Swoje myśli kieruję także ku wyznawcom Chrystusa w innych Kościołach. Pozdrawiam naszych braci prawosławnych, ewangelików, luteran i innych wspólnot chrześcijańskich. Pozdrawiam naszych starszych braci w wierze z Gminy Żydowskiej w Warszawie. Pozdrawiam braci muzułmanów. Możliwości współpracy między nami są ciągle niezmierzone.
Na zakończenie serdecznie proszę, przez wstawiennictwo patronów archidiecezji, metropolii i miasta, o modlitwę za Kościół warszawski i za moje w nim posługiwanie.

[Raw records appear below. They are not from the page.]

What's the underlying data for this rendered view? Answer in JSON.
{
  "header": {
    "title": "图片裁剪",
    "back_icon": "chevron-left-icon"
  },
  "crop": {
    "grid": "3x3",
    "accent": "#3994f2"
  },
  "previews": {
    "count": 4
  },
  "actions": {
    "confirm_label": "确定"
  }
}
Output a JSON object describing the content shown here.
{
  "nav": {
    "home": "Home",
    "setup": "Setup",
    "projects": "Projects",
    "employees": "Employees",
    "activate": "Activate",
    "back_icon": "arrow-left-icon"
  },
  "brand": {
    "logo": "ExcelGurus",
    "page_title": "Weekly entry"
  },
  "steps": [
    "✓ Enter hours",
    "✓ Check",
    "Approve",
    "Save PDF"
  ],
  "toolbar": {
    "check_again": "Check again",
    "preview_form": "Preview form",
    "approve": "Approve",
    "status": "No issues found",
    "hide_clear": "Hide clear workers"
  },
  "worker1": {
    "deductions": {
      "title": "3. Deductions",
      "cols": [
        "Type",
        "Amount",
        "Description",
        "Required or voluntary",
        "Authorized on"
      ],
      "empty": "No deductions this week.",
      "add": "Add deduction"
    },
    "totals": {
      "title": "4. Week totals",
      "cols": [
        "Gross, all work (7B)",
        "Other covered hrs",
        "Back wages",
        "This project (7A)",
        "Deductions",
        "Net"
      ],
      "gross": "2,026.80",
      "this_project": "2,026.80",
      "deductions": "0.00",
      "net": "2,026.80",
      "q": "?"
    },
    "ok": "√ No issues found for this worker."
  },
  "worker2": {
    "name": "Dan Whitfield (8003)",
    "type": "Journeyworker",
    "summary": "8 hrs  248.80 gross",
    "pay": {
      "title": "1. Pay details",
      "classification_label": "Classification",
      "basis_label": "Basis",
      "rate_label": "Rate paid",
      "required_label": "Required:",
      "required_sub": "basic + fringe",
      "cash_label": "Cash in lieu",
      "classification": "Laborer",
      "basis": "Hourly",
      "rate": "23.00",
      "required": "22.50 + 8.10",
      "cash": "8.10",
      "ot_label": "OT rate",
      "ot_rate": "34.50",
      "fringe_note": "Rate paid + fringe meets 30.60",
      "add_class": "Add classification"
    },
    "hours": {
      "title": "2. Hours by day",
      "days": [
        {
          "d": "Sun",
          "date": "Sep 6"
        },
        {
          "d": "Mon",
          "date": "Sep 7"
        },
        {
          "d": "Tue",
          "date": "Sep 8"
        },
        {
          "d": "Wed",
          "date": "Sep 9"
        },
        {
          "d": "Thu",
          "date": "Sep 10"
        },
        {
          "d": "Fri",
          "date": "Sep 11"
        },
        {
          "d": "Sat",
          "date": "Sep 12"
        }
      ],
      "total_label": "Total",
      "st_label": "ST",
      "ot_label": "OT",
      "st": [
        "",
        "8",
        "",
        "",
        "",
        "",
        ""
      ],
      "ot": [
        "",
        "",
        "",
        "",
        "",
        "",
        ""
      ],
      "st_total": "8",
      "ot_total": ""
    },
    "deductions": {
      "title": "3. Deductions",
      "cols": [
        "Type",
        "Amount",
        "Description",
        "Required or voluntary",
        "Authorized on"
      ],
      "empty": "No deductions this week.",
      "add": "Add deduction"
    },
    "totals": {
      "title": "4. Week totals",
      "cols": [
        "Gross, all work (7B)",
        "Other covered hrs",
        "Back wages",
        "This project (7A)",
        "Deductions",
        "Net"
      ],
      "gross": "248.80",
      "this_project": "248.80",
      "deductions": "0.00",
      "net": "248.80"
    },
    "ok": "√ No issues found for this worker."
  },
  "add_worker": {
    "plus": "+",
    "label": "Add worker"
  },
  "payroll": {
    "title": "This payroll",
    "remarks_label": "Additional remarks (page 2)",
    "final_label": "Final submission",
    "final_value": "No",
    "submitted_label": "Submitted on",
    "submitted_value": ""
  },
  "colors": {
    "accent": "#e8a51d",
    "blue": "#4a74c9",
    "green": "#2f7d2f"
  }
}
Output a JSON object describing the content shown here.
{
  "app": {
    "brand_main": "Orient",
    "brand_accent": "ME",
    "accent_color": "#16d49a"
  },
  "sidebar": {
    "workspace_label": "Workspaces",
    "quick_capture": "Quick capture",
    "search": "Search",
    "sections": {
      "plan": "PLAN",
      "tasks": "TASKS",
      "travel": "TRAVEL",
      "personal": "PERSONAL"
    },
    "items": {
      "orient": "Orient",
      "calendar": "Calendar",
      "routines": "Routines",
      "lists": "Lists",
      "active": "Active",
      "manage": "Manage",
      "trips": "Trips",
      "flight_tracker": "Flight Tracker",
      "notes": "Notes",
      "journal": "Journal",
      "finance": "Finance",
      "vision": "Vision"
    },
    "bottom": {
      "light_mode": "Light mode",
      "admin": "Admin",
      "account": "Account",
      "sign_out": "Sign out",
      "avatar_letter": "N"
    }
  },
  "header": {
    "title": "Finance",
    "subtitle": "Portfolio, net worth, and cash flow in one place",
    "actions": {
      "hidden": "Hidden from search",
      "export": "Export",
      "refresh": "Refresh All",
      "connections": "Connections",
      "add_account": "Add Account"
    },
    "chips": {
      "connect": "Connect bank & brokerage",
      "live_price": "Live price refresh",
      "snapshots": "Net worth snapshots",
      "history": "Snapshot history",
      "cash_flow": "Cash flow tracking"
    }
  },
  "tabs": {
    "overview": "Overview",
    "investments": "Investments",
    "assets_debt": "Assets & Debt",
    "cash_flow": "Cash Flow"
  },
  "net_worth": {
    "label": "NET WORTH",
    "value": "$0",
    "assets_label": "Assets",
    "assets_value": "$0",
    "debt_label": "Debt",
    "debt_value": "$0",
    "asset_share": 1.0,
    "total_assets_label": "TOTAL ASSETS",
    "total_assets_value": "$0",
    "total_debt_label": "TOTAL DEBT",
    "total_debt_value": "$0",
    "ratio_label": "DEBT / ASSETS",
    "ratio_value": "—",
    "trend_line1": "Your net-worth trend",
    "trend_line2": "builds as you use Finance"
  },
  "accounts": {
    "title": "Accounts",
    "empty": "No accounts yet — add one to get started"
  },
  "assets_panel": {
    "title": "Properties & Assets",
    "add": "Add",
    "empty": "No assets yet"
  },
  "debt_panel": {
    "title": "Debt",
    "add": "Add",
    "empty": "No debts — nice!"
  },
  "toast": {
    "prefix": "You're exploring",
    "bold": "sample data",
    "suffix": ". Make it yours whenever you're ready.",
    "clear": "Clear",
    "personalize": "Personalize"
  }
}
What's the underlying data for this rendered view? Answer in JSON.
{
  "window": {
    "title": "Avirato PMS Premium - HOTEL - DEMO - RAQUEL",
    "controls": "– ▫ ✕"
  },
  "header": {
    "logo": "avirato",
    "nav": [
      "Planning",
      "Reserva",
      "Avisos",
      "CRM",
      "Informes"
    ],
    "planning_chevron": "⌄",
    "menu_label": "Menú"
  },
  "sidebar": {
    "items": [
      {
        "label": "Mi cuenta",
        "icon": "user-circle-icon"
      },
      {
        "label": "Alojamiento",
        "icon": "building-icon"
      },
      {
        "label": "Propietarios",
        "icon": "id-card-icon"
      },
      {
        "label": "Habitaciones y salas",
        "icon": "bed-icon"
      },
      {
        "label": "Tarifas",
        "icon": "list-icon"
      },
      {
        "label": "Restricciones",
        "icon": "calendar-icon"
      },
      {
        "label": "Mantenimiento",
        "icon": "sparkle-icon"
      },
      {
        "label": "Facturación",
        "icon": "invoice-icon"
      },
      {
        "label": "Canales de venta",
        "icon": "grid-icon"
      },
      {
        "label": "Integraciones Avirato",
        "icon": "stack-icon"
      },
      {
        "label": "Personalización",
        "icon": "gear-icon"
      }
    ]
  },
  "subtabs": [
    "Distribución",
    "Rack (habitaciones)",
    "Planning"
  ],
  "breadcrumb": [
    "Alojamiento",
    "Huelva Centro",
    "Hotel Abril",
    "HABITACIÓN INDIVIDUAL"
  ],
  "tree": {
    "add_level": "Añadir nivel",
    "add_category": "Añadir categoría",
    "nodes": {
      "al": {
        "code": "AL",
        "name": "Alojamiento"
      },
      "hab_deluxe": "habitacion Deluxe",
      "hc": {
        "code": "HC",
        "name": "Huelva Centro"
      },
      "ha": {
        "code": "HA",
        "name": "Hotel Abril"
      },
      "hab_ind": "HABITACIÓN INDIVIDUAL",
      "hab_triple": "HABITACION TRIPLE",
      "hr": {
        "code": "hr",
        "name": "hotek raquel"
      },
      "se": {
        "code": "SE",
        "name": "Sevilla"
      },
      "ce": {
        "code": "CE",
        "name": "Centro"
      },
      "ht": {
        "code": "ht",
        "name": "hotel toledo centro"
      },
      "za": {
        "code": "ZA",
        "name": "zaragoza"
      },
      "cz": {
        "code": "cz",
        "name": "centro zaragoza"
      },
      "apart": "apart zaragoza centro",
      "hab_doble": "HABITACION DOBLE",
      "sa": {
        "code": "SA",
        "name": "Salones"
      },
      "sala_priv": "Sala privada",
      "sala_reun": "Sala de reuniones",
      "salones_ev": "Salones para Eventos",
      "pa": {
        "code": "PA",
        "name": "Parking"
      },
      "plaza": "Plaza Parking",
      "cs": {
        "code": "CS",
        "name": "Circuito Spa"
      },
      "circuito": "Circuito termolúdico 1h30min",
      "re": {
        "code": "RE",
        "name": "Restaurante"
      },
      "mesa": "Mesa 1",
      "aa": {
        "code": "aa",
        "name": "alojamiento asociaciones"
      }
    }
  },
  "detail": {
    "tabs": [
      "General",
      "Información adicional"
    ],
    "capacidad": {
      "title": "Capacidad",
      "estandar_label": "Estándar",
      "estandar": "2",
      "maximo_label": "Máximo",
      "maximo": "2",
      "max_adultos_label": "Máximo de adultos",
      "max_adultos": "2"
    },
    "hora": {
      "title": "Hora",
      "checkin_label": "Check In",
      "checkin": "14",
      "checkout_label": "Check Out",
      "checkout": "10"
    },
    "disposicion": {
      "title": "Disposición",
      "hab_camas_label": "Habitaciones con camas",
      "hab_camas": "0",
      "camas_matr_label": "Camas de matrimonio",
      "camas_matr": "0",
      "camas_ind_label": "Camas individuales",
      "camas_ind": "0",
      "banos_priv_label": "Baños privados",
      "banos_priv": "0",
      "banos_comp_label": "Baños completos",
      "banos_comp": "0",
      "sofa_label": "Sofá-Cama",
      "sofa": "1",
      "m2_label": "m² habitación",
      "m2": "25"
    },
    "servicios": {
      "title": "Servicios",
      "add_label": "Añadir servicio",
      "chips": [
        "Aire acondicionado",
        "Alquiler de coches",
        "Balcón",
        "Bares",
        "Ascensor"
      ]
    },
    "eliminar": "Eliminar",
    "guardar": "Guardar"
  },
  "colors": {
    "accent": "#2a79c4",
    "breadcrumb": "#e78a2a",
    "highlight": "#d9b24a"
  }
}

Niech św. Stanisław biskup i męczennik, św. Stanisław Kostka, św. Andrzej Bobola, św. Jan Chrzciciel patron katedry, bł. Władysław z Gielniowa, a nade wszystko Matka Boża Łaskawa, wypraszają archidiecezji warszawskiej łaski. Niech Bóg w Trójcy Świętej Jedyny daje nam apostołów i świadków na miarę zmarłego przed dwoma laty Jana Pawła II, kardynała Stefana Wyszyńskiego, księdza Jerzego Popiełuszki i niech nam błogosławi.